The facts: Ariel, who originally comes from Holon, is a diehard activist. Professor Alon Harel is responsible for giving him his nickname of “Galili the Scholar.” Ariel explains: “Before studying law, I completed a BA in literature with an emphasis on creative writing. I have been involved in social action for many years. I spent a year volunteering with the youth movement Hanoar Ha’oved Vehalomed: I lived in the movement commune and ran subsidized summer camps for children from poor families. During my previous degree I coordinated leadership development programs for students. We talked to them about the welfare state, conformism, oppression of all kinds, and feminism. Immediately after I completed my degree in Hebrew literature, I began to study law.

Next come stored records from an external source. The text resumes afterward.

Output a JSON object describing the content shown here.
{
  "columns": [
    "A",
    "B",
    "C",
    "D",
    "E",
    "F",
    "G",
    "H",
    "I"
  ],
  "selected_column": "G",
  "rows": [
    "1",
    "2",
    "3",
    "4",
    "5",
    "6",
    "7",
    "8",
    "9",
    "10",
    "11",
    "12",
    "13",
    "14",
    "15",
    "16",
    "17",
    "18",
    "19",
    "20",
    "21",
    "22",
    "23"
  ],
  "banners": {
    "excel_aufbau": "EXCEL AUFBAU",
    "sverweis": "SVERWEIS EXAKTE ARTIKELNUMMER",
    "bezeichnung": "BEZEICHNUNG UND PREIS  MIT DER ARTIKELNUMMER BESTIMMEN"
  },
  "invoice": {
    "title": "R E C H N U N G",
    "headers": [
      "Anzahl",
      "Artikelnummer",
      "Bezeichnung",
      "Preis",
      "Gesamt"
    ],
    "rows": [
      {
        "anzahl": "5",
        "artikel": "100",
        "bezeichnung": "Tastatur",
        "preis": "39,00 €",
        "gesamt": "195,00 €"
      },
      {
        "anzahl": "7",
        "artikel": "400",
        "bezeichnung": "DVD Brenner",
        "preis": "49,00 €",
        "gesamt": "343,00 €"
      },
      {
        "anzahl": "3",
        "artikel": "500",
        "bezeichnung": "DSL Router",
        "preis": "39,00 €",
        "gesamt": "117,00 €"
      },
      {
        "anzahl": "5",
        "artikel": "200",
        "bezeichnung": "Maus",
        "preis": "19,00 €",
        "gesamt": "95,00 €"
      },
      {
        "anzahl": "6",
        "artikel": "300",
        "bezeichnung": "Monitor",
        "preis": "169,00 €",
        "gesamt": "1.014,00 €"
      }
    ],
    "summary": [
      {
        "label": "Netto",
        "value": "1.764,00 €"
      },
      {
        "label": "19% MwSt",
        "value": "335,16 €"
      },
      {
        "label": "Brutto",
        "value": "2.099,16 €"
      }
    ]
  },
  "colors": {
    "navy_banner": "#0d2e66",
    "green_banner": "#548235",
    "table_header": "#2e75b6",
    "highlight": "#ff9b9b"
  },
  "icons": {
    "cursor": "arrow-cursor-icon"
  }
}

Why law? “What pushed me to study law was my desire to represent women who are caught in violent relationships and are longing for some kind of legal help, such as a restraining order, protection order, or any other legal tool that will enable them to live in financial security and physical safety. During my studies I participated in the social capital market clinic, which has raised my awareness of a field that’s relatively new in Israel: the use of the capitalist market to meet social needs. Or to put it another way – combining social yield with economic yield. This field involves commercial companies that create profit, which in turn is used to create all kinds of social solutions. I have just finished Dr. Yifat Bitton’s course on law and gender, which exposed me to different ways of using damages law to combat violence against women. For me, a law degree is a tool. Even if protests and demonstrations achieve change, this will be very slow. We need the legal tool in order to change things.”


An additional hearing“Apart from my degree, I am also involved in writing poetry. I recently published my work in a left-wing journal called Mitan, which is published in Jaffa and advocates Jewish-Arab coexistence in the city. It’s very difficult for a poet to turn into a law student. In some ways I feel that it’s all alien to me. But this is a very important part of my personality. I hope to publish my first book of poems over the next couple of years.”